Observe what happened when I pushed the jk02.roq sample through YouTube in my original experiment 4 years ago :
Do you see how the canyon walls bleed into the sky ? That’s not supposed to happen. FFmpeg doesn’t do that anymore but I was able to go back into the source code history to find when it did do that :
Academic Answer
FFmpeg fixed this bug in June of 2007 (thanks to Eric Lasota).
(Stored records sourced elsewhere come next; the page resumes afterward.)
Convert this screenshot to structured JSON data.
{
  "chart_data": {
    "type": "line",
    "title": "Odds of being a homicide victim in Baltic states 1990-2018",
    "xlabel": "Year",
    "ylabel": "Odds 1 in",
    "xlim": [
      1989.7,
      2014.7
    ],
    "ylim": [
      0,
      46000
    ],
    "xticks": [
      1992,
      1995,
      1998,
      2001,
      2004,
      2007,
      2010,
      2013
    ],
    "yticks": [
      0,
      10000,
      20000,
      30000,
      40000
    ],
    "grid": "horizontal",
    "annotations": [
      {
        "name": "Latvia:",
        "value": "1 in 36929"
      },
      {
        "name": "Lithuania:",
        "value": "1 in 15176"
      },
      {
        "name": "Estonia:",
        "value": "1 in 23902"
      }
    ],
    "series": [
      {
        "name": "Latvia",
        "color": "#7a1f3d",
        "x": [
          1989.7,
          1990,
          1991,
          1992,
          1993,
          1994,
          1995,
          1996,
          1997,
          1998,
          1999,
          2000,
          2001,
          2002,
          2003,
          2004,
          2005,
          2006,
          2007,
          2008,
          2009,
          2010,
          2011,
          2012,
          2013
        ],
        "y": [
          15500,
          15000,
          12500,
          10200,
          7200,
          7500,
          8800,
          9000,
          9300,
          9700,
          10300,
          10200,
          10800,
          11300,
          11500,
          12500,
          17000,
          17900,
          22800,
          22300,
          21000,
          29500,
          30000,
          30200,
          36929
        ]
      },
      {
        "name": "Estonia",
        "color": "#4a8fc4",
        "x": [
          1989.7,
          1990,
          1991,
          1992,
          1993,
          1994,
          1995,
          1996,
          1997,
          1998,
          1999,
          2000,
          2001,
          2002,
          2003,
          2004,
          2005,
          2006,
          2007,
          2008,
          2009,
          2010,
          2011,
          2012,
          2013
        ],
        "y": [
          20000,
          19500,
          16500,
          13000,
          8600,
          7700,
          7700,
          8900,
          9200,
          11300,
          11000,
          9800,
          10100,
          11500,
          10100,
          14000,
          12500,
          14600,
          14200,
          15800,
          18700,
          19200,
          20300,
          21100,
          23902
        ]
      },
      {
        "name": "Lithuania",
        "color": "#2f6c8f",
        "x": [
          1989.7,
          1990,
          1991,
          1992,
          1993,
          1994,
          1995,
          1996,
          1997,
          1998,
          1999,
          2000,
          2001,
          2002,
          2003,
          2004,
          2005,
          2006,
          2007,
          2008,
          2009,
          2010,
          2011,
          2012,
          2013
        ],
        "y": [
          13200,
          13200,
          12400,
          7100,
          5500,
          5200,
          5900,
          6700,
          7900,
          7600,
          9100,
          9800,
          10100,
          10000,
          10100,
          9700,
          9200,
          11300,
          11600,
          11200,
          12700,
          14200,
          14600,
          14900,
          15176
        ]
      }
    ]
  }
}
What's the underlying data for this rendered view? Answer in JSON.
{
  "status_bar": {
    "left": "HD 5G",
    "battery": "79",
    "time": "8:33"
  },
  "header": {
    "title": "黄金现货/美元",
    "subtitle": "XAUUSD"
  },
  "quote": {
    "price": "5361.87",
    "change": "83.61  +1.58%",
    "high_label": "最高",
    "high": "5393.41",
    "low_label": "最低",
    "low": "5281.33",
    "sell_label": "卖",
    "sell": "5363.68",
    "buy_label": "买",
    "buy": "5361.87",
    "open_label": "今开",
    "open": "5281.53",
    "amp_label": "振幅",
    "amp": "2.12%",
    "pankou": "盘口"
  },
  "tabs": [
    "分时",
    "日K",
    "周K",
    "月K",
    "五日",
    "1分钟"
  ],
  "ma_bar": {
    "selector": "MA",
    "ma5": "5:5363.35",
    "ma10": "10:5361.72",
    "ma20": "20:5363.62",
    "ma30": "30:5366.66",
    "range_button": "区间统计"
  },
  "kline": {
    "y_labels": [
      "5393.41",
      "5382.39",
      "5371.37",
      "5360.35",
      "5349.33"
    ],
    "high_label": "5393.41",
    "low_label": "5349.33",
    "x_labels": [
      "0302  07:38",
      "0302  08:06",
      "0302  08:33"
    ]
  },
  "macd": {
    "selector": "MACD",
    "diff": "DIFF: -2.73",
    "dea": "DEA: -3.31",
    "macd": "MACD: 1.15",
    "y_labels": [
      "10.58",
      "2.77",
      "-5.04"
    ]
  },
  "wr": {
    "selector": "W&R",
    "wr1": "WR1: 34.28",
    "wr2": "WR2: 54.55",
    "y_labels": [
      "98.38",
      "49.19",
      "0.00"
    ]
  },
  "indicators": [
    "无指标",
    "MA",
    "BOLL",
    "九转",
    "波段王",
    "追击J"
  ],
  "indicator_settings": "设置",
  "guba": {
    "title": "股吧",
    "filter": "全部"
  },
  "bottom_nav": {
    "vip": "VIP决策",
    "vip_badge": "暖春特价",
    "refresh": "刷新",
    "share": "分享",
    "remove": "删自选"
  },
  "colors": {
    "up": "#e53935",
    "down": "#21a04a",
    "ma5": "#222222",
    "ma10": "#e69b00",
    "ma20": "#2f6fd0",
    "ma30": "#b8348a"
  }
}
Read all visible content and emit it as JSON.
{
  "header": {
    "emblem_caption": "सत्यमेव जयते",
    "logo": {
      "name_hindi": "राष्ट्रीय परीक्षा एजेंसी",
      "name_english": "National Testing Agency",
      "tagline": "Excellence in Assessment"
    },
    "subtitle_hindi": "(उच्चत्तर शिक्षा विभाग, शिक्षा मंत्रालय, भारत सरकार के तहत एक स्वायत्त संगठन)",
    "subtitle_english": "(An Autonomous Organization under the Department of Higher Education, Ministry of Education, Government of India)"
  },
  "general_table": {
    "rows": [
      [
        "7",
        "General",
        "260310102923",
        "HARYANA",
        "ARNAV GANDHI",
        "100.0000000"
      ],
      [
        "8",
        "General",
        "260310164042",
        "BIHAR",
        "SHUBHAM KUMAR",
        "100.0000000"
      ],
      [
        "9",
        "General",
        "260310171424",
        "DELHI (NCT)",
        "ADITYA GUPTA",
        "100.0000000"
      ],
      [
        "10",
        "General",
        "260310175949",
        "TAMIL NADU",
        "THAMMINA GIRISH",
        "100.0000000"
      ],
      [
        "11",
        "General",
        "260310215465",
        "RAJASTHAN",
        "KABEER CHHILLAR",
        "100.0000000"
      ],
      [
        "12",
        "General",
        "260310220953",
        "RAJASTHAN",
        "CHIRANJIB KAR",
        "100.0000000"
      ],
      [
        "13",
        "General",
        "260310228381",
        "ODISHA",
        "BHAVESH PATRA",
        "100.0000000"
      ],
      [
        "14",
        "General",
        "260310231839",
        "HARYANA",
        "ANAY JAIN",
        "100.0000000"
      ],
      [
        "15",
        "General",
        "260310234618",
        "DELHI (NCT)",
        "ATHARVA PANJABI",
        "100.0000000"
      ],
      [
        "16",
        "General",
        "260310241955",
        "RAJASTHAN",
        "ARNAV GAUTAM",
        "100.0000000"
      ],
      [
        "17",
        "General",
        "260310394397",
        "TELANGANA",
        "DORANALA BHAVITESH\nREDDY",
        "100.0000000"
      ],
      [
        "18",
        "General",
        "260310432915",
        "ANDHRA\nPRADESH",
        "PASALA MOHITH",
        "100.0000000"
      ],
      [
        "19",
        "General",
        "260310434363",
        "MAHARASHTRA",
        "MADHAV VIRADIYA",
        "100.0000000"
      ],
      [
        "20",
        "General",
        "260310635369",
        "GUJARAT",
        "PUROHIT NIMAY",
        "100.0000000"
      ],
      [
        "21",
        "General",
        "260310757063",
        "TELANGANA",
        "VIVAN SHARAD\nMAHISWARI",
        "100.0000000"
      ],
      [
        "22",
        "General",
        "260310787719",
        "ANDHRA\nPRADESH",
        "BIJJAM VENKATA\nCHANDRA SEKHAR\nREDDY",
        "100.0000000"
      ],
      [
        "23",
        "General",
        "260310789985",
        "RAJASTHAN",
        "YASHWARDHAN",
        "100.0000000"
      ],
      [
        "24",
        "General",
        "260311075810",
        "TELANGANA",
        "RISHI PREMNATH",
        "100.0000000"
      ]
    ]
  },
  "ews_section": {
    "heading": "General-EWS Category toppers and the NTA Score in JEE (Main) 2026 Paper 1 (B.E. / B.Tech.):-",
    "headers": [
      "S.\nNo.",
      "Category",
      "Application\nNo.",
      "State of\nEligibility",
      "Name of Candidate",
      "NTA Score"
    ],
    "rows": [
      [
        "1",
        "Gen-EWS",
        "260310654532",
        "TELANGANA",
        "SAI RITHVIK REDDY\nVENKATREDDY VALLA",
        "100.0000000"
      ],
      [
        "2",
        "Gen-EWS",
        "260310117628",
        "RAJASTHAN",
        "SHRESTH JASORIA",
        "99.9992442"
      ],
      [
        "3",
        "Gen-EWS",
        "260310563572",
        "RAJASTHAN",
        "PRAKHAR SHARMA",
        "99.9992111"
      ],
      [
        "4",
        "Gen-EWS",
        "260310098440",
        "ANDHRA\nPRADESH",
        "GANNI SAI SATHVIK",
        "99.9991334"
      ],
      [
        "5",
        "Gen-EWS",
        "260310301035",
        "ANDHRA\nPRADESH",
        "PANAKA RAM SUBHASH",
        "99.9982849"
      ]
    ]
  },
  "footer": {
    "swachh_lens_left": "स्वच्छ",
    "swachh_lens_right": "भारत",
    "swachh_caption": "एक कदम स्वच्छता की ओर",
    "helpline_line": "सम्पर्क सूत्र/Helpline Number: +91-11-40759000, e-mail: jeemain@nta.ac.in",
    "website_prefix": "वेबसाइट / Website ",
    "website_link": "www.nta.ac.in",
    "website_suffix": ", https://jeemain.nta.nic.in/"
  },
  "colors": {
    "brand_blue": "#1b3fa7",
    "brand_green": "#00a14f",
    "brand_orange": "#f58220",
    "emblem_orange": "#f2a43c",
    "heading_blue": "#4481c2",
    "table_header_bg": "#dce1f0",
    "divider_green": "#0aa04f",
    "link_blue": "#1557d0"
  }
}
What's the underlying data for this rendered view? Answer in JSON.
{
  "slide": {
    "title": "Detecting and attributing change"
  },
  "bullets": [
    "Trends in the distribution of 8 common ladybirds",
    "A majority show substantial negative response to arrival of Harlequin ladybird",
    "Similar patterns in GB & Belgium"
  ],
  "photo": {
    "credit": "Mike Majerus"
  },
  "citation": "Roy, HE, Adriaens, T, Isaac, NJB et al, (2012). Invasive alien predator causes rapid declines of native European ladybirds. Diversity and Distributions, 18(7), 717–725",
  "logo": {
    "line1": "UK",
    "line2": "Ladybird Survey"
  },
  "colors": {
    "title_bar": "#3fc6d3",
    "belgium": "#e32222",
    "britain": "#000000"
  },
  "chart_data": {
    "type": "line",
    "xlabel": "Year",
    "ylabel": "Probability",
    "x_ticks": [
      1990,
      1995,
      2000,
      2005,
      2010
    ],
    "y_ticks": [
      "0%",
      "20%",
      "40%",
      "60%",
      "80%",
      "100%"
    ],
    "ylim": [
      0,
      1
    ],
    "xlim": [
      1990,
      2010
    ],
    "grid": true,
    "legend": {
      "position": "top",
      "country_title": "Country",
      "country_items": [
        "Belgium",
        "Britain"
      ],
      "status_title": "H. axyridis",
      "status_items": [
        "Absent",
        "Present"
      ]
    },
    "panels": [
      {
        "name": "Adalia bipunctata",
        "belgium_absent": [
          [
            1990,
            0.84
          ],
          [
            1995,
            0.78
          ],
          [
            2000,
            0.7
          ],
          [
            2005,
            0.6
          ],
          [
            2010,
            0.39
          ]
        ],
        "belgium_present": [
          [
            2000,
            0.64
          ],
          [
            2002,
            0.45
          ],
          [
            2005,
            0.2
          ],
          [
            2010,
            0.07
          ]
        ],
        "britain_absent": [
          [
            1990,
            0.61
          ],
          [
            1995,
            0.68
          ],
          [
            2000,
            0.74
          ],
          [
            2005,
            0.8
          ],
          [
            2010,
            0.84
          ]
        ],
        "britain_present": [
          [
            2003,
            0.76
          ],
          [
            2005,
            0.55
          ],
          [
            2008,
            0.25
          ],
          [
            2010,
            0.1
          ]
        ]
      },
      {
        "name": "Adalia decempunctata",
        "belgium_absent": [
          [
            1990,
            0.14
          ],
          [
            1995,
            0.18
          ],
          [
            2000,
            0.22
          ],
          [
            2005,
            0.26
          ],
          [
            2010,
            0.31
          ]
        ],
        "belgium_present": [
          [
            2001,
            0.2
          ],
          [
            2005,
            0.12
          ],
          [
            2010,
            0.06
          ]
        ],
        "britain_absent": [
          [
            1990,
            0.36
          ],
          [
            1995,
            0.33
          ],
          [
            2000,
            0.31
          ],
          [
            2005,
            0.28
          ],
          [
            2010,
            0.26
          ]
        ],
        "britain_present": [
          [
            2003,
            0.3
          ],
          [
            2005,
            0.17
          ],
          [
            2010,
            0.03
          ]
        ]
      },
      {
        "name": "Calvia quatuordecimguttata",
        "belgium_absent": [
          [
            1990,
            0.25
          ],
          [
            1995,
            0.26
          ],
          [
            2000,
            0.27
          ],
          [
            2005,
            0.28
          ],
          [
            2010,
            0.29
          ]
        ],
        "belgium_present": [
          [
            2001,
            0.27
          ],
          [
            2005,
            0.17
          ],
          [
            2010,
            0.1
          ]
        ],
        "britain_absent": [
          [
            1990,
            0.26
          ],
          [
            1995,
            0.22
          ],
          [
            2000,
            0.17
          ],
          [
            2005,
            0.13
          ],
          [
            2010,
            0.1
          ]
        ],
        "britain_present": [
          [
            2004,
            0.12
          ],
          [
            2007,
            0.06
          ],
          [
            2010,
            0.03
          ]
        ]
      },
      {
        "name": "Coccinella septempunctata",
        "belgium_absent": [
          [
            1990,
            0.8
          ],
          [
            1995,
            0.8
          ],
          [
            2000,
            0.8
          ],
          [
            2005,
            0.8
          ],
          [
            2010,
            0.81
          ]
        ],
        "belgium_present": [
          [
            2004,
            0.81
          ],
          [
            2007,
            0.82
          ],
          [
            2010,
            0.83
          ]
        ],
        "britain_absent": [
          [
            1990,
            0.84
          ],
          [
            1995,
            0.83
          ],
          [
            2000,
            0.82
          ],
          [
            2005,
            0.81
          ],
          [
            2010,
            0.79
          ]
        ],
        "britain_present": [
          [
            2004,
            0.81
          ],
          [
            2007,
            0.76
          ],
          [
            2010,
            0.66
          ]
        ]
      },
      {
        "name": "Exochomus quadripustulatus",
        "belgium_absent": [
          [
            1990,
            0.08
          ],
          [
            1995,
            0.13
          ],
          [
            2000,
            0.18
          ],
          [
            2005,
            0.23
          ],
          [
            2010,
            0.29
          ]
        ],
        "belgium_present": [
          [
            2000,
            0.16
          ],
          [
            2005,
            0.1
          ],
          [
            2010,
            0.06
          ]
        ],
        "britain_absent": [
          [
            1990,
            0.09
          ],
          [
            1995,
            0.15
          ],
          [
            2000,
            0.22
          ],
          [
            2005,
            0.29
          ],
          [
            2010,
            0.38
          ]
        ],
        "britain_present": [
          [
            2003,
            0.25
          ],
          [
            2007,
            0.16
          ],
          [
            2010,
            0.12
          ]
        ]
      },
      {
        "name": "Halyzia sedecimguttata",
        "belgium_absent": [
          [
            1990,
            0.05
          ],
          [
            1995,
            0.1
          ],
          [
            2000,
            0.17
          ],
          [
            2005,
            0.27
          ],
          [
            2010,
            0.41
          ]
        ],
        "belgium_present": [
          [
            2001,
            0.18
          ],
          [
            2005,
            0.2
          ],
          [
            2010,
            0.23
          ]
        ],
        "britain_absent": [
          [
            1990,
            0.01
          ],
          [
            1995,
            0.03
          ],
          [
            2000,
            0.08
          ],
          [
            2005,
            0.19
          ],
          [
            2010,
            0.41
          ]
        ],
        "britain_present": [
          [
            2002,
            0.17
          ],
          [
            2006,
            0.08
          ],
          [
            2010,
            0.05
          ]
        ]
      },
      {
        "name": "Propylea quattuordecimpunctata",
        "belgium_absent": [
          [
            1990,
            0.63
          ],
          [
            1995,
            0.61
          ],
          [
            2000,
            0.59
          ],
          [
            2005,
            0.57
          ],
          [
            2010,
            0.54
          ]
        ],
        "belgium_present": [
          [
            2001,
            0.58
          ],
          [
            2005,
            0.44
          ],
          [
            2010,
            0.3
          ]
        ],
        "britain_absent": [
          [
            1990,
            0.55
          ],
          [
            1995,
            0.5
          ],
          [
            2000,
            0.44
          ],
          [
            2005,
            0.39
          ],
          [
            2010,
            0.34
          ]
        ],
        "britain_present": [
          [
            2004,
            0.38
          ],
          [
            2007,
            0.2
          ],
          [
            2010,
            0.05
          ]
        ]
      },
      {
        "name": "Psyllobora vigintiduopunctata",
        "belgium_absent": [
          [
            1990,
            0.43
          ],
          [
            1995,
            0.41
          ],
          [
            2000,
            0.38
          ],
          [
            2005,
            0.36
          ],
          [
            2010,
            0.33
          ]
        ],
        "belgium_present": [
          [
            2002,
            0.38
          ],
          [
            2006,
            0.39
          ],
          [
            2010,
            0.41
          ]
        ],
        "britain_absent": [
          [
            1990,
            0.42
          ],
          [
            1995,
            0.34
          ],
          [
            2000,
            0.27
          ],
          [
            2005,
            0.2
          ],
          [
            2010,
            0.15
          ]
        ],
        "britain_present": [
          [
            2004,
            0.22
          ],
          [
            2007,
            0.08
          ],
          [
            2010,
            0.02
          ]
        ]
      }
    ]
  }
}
The problem had to do with premature colorspace conversion in my original decoder.Leftovers
I tried uploading the video again to see if the problem persists in YouTube’s transcoder. First bit of trivia : YouTube detects when you have uploaded the same video twice and rejects the subsequent attempts. So I created a double concatenation of the video and uploaded it. The problem is gone, illustrating that the backend is actually using a newer version of FFmpeg. This surprises me for somewhat esoteric reasons.Here’s another interesting bit of trivia for those who don’t do a lot of YouTube uploading— YouTube reports format details when you upload a video :
So, yep, RoQ format. And you can wager that this will prompt me to go back through the litany of unusual formats that FFmpeg supports to see how YouTube responds.